Two Hyperloop Companies On Track For Breakthroughs
Competing Hyperloop companies move forward in the quest to make this futuristic transportation system real.
The competition to build a working Hyperloop system is heating up faster than a giant metal tube in the summertime.
In what some are calling the "Hyperloop war," two startups are each vying for a place in history. Their latest announcements this week hint at two different approaches.
In case you haven't been swept up in Hyperloop mania yet, it's a futuristic high-speed transport system that tech mogul Elon Musk first described three years ago. After his white paper came out, he challenged innovators worldwide to actually build it. Separate startups Hyperloop Transportation Technologies (HTT) and Hyperloop Technologies answered the call.
Last night, Hyperloop Technologies hosted a press event in Nevada, which promised a demonstration of their tech at a test site outside Las Vegas.

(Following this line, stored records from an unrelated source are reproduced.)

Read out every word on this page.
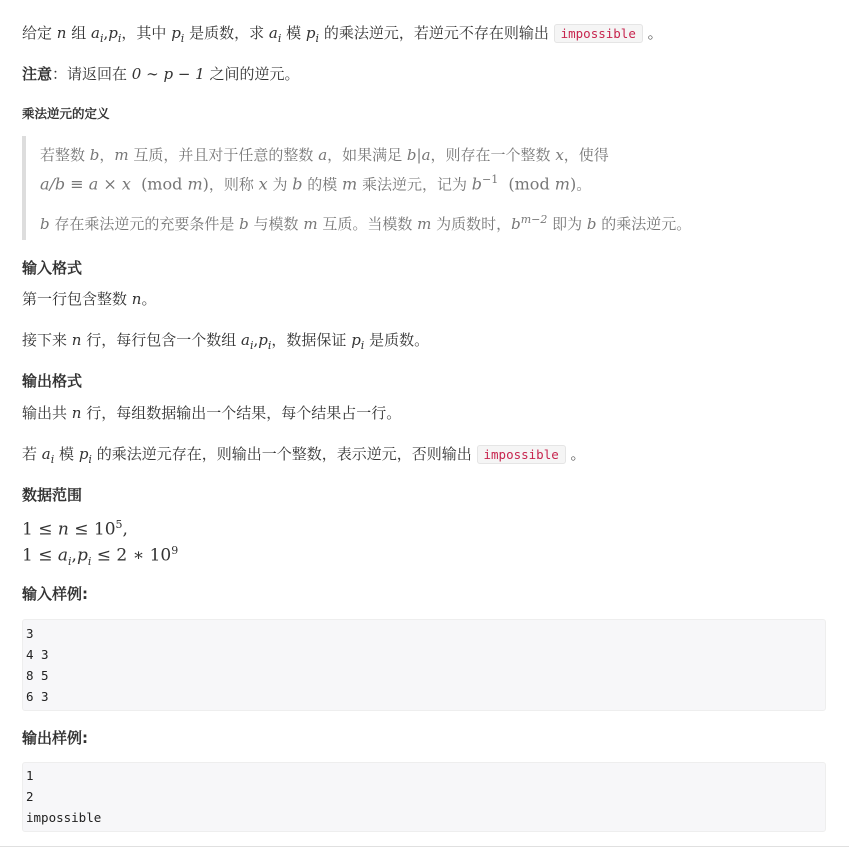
给定 n 组 $a_i,p_i$，其中 $p_i$ 是质数，求 $a_i$ 模 $p_i$ 的乘法逆元，若逆元不存在则输出 impossible 。
注意：请返回在 0 ∼ p − 1 之间的逆元。
乘法逆元的定义
若整数 b，m 互质，并且对于任意的整数 a，如果满足 b|a，则存在一个整数 x，使得
a/b ≡ a × x (mod m)，则称 x 为 b 的模 m 乘法逆元，记为 $b^{-1}$ (mod m)。
b 存在乘法逆元的充要条件是 b 与模数 m 互质。当模数 m 为质数时，$b^{m-2}$ 即为 b 的乘法逆元。
输入格式
第一行包含整数 n。
接下来 n 行，每行包含一个数组 $a_i,p_i$，数据保证 $p_i$ 是质数。
输出格式
输出共 n 行，每组数据输出一个结果，每个结果占一行。
若 $a_i$ 模 $p_i$ 的乘法逆元存在，则输出一个整数，表示逆元，否则输出 impossible 。
数据范围
$1 \le n \le 10^5$,
$1 \le a_i,p_i \le 2$ ∗ $10^9$
输入样例:
3
4 3
8 5
6 3
输出样例:
1
2
impossible
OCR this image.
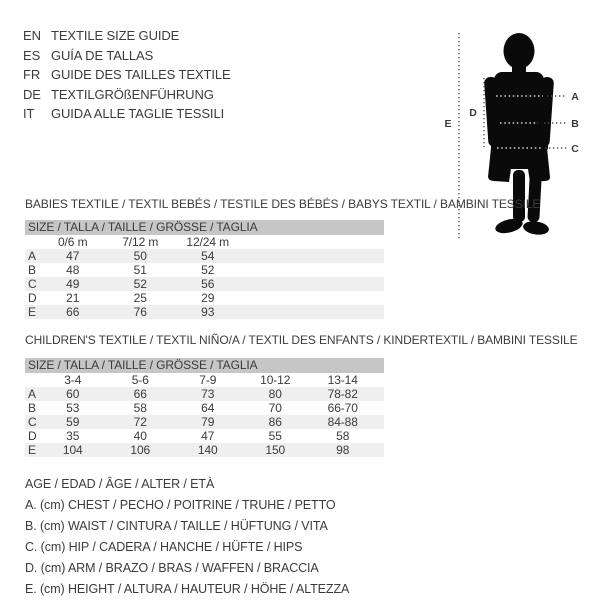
EN TEXTILE SIZE GUIDE
ES GUÍA DE TALLAS
FR GUIDE DES TAILLES TEXTILE
DE TEXTILGRÖßENFÜHRUNG
IT	GUIDA ALLE TAGLIE TESSILI
A
B
C
D
E
BABIES TEXTILE / TEXTIL BEBÉS / TESTILE DES BÉBÉS / BABYS TEXTIL / BAMBINI TESSILE
SIZE / TALLA / TAILLE / GRÖSSE / TAGLIA
0/6 m	7/12 m	12/24 m
A	47	50	54
B	48	51	52
C	49	52	56
D	21	25	29
E	66	76	93
CHILDREN'S TEXTILE / TEXTIL NIÑO/A / TEXTIL DES ENFANTS / KINDERTEXTIL / BAMBINI TESSILE
SIZE / TALLA / TAILLE / GRÖSSE / TAGLIA
3-4	5-6	7-9	10-12	13-14
A	60	66	73	80	78-82
B	53	58	64	70	66-70
C	59	72	79	86	84-88
D	35	40	47	55	58
E	104	106	140	150	98
AGE / EDAD / ÂGE / ALTER / ETÀ
A. (cm) CHEST / PECHO / POITRINE / TRUHE / PETTO
B. (cm) WAIST / CINTURA / TAILLE / HÜFTUNG / VITA
C. (cm) HIP / CADERA / HANCHE / HÜFTE / HIPS
D. (cm) ARM / BRAZO / BRAS / WAFFEN / BRACCIA
E. (cm) HEIGHT / ALTURA / HAUTEUR / HÖHE / ALTEZZA
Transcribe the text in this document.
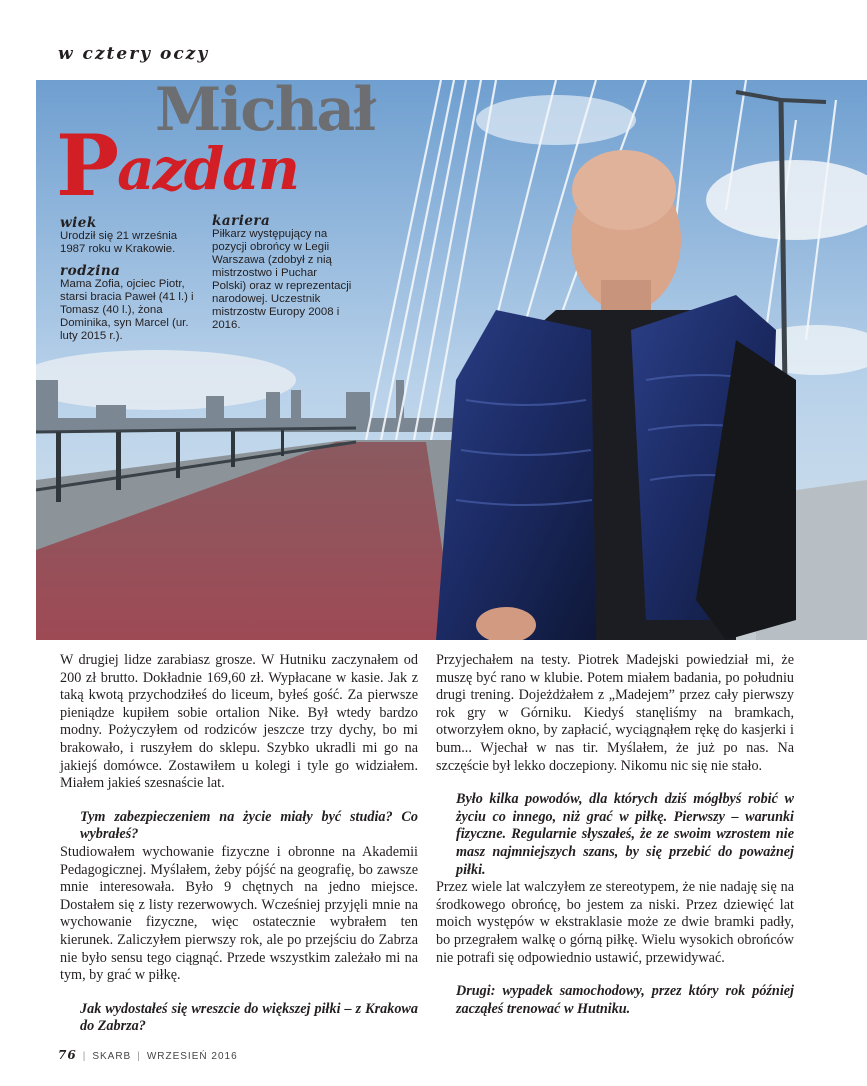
w cztery oczy
Michał
Pazdan
wiek
Urodził się 21 września 1987 roku w Krakowie.
rodzina
Mama Zofia, ojciec Piotr, starsi bracia Paweł (41 l.) i Tomasz (40 l.), żona Dominika, syn Marcel (ur. luty 2015 r.).
kariera
Piłkarz występujący na pozycji obrońcy w Legii Warszawa (zdobył z nią mistrzostwo i Puchar Polski) oraz w reprezentacji narodowej. Uczestnik mistrzostw Europy 2008 i 2016.

W drugiej lidze zarabiasz grosze. W Hutniku zaczynałem od 200 zł brutto. Dokładnie 169,60 zł. Wypłacane w kasie. Jak z taką kwotą przychodziłeś do liceum, byłeś gość. Za pierwsze pieniądze kupiłem sobie ortalion Nike. Był wtedy bardzo modny. Pożyczyłem od rodziców jeszcze trzy dychy, bo mi brakowało, i ruszyłem do sklepu. Szybko ukradli mi go na jakiejś domówce. Zostawiłem u kolegi i tyle go widziałem. Miałem jakieś szesnaście lat.

Tym zabezpieczeniem na życie miały być studia? Co wybrałeś?

Studiowałem wychowanie fizyczne i obronne na Akademii Pedagogicznej. Myślałem, żeby pójść na geografię, bo zawsze mnie interesowała. Było 9 chętnych na jedno miejsce. Dostałem się z listy rezerwowych. Wcześniej przyjęli mnie na wychowanie fizyczne, więc ostatecznie wybrałem ten kierunek. Zaliczyłem pierwszy rok, ale po przejściu do Zabrza nie było sensu tego ciągnąć. Przede wszystkim zależało mi na tym, by grać w piłkę.

Jak wydostałeś się wreszcie do większej piłki – z Krakowa do Zabrza?

Przyjechałem na testy. Piotrek Madejski powiedział mi, że muszę być rano w klubie. Potem miałem badania, po południu drugi trening. Dojeżdżałem z „Madejem” przez cały pierwszy rok gry w Górniku. Kiedyś stanęliśmy na bramkach, otworzyłem okno, by zapłacić, wyciągnąłem rękę do kasjerki i bum... Wjechał w nas tir. Myślałem, że już po nas. Na szczęście był lekko doczepiony. Nikomu nic się nie stało.

Było kilka powodów, dla których dziś mógłbyś robić w życiu co innego, niż grać w piłkę. Pierwszy – warunki fizyczne. Regularnie słyszałeś, że ze swoim wzrostem nie masz najmniejszych szans, by się przebić do poważnej piłki.

Przez wiele lat walczyłem ze stereotypem, że nie nadaję się na środkowego obrońcę, bo jestem za niski. Przez dziewięć lat moich występów w ekstraklasie może ze dwie bramki padły, bo przegrałem walkę o górną piłkę. Wielu wysokich obrońców nie potrafi się odpowiednio ustawić, przewidywać.

Drugi: wypadek samochodowy, przez który rok później zacząłeś trenować w Hutniku.

76 | SKARB | WRZESIEŃ 2016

They announced that they were changing their name to Hyperloop One and unveiled a global challenge to host the first Hyperloop networks. Earlier this year they debuted enormous carbon steel tubes for a test track under construction in the desert.
The day before, HTT made their own announcement. The company said it had "exclusively licensed" passive magnetic levitation technology from Lawrence Livermore National Labs that promises to make their system cheaper and safer to construct than existing active magnetic levitation systems like MagLev. The HTT track will be made out of aluminum, and most power for the motor will be regenerated when the pods brake, CNBC reported.

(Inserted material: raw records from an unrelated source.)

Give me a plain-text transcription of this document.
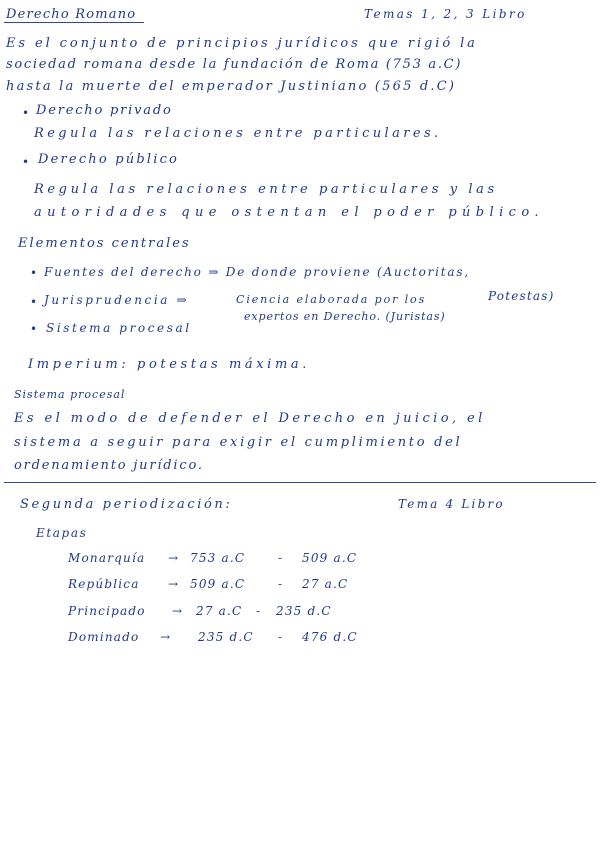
Derecho Romano	Temas 1, 2, 3 Libro
Es el conjunto de principios jurídicos que rigió la
sociedad romana desde la fundación de Roma (753 a.C)
hasta la muerte del emperador Justiniano (565 d.C)
• Derecho privado
Regula las relaciones entre particulares.
• Derecho público
Regula las relaciones entre particulares y las
autoridades que ostentan el poder público.
Elementos centrales
• Fuentes del derecho ⇒ De donde proviene (Auctoritas,
Potestas)
• Jurisprudencia ⇒	Ciencia elaborada por los
expertos en Derecho. (Juristas)
• Sistema procesal
Imperium: potestas máxima.
Sistema procesal
Es el modo de defender el Derecho en juicio, el
sistema a seguir para exigir el cumplimiento del
ordenamiento jurídico.
Segunda periodización:	Tema 4 Libro
Etapas
Monarquía → 753 a.C	- 509 a.C
República → 509 a.C	- 27 a.C
Principado → 27 a.C - 235 d.C
Dominado → 235 d.C - 476 d.C
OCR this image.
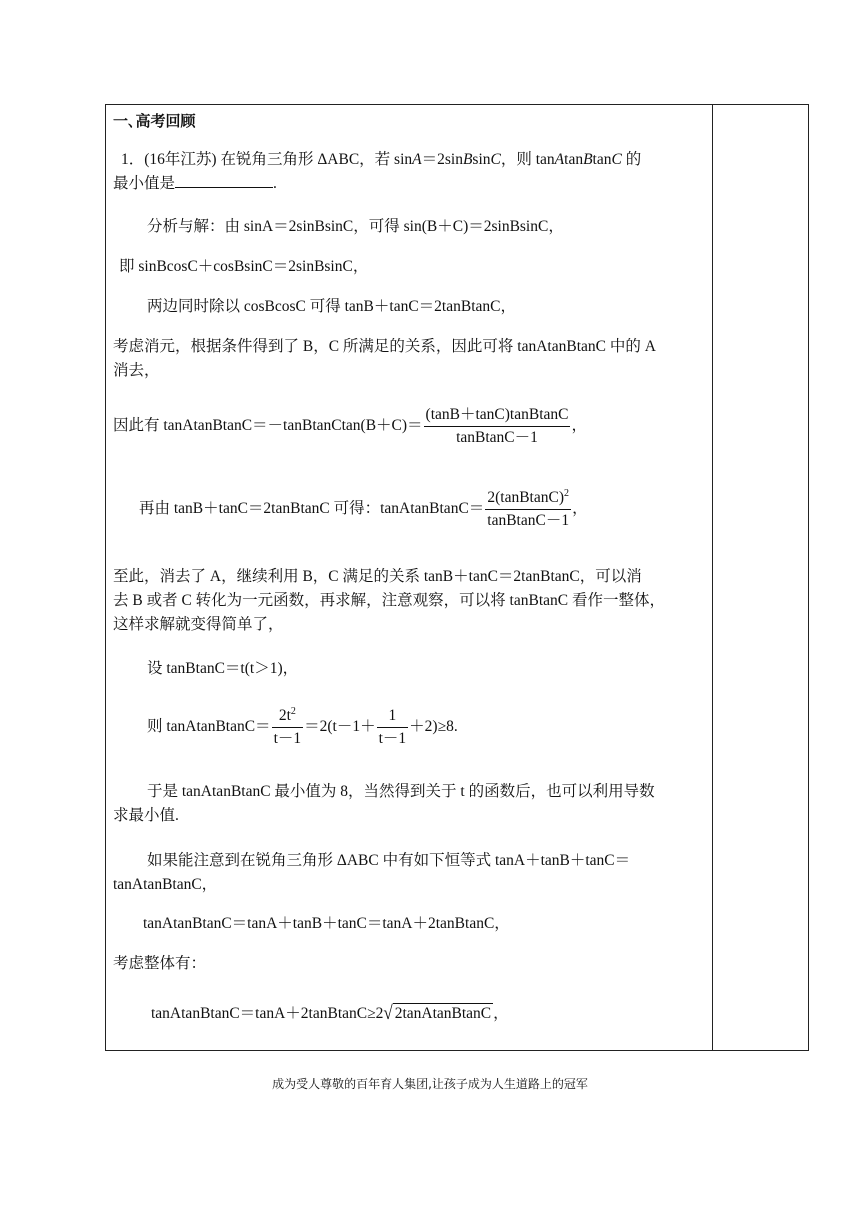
一､高考回顾
1．(16年江苏) 在锐角三角形 ΔABC，若 sinA＝2sinBsinC，则 tanAtanBtanC 的
最小值是	.
分析与解：由 sinA＝2sinBsinC，可得 sin(B＋C)＝2sinBsinC，
即 sinBcosC＋cosBsinC＝2sinBsinC，
两边同时除以 cosBcosC 可得 tanB＋tanC＝2tanBtanC，
考虑消元，根据条件得到了 B，C 所满足的关系，因此可将 tanAtanBtanC 中的 A
消去，
因此有 tanAtanBtanC＝－tanBtanCtan(B＋C)＝ $\frac{\text{(tanB＋tanC)tanBtanC}}{\text{tanBtanC－1}}$ ，
再由 tanB＋tanC＝2tanBtanC 可得：tanAtanBtanC＝ $\frac{2(tanBtanC)^2}{\text{tanBtanC－1}}$ ，
至此，消去了 A，继续利用 B，C 满足的关系 tanB＋tanC＝2tanBtanC，可以消
去 B 或者 C 转化为一元函数，再求解，注意观察，可以将 tanBtanC 看作一整体，
这样求解就变得简单了，
设 tanBtanC＝t(t＞1)，
则 tanAtanBtanC＝ $\frac{2t^2}{t-1} =2(t-1+ \frac{1}{t-1} +2)\ge 8$.
于是 tanAtanBtanC 最小值为 8，当然得到关于 t 的函数后，也可以利用导数
求最小值.
如果能注意到在锐角三角形 ΔABC 中有如下恒等式 tanA＋tanB＋tanC＝
tanAtanBtanC，
tanAtanBtanC＝tanA＋tanB＋tanC＝tanA＋2tanBtanC，
考虑整体有：
tanAtanBtanC＝tanA＋2tanBtanC≥2√ 2tanAtanBtanC ，
成为受人尊敬的百年育人集团,让孩子成为人生道路上的冠军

Details about both startups' systems - the exact materials in particular - are scarce, though.
The Hyperloop concept has captivated me and a lot of other people who just want to freaking get there already. From Elon Musk's white paper three years ago through now, I've been unabashedly optimistic about this insane plan. But the challenges are enormous, and deserve mentioning.
California-based engineer Kristen Ray offered a thoughtful critique on Quora in 2013. She noted that thermal expansion was a problem because a 20-degree temperature change outside would cause an expansion of 600 feet across the proposed steel tube's length. Ray also questioned Musk's structural simulations for areas with seismic activity, and estimated that Hyperloop bearings alone could cost $4 billion.
Clearing those and other splintery hurdles is now in the hands of the competing startups, and student teams working on Hyperloop pod designs. Musk set this all in motion, but other smart people will have to get the system up to speed and over the finish line.
Last December, Hyperloop Technologies CEO Rob Lloyd wrote that his team was working toward achieving a "Kitty Hawk moment" this year. I'm still holding out hope that Hyperloop does land in history up with the Wright brothers rather than down with the Hindenburg.